The tablet became a tangible symbol of hope, healing, and comfort in the wake of a natural disaster that claimed more than 50,000 lives and left countless others injured, many of whom were children.

It's known that Zaze had a son. The newly discovered tablet doesn't mention him directly, but its content and format mirror others (excavated by Woolley) that record the activities in Zaze's workshop and refer to the son of Zaze. This revelatory phrasing implies a certain social/familial status: Instead of being affiliated with his father, as was customary during a time when there were no surnames, Zaze's child belonged to her. Not inconsequentially, that's how he's gone down through the ages.

The story of Zaze wholly captivates both Lauinger and Türker. "This woman, who probably seven people in the world know about," Lauinger says, "was an important person in her time." The tablet coming to light when and how it did is also a tale worth telling, Türker adds.

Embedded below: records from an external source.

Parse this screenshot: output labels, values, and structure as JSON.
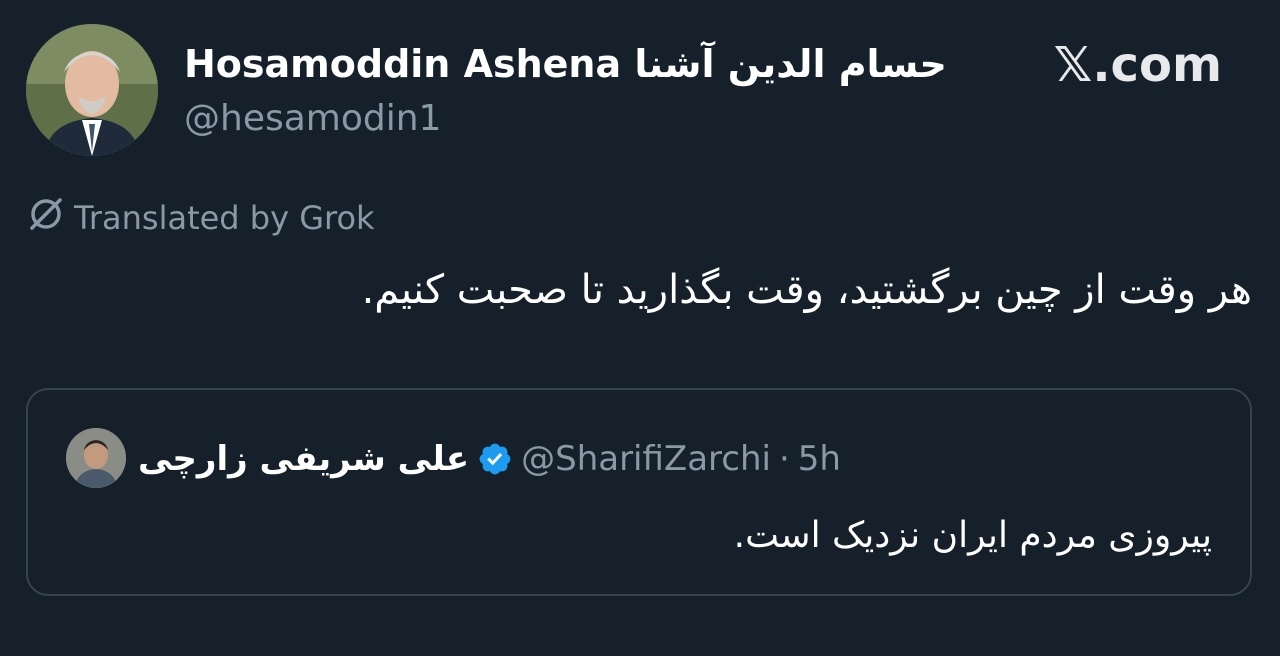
{
  "author": {
    "display_name": "Hosamoddin Ashena حسام الدین آشنا",
    "handle": "@hesamodin1"
  },
  "brand": {
    "label": "𝕏.com"
  },
  "translation": {
    "icon": "grok-icon",
    "label": "Translated by Grok"
  },
  "tweet": {
    "text": "هر وقت از چین برگشتید، وقت بگذارید تا صحبت کنیم."
  },
  "quote": {
    "display_name": "علی شریفی زارچی",
    "verified": true,
    "handle": "@SharifiZarchi",
    "separator": "·",
    "time": "5h",
    "text": "پیروزی مردم ایران نزدیک است.",
    "verified_color": "#1d9bf0"
  },
  "colors": {
    "background": "#15202b",
    "border": "#38444d",
    "muted_text": "#8b98a5",
    "primary_text": "#ffffff"
  }
}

But these aren't the main reasons the enigmatic tablet has been getting press from the likes of CNN, NPR, and Forbes, Lauinger says. What piqued attention amounts to glib clickbait: Someone described the tablet as "a shopping list," reducing Zaze's tablet to an ancient Amazon order. "Our consumerist, capitalist society is like, 'Oh boy! I know about shopping lists! Let me look at an ancient one!'" Lauinger says.

What captures our stunted imaginations is us, he adds—the us of the past. This tendency to navel gaze—to stare at ourselves in a Bronze Age funhouse mirror—is antithetical to Lauinger's interest in "other modes of experiencing the world within the vast panoply of human experience."

As lead of the study of the tablet related to Zaze—set to undergo peer review in the near future—Türker is asserting herself among Assyriologists whose expertise is epigraphy—an insular field that Lauinger describes as dominated by white males from America and Western Europe.

It's vital that a diverse group of scholars pursues studies of the past, Lauinger says. "Otherwise we're just going to be saying the same thing over and over again."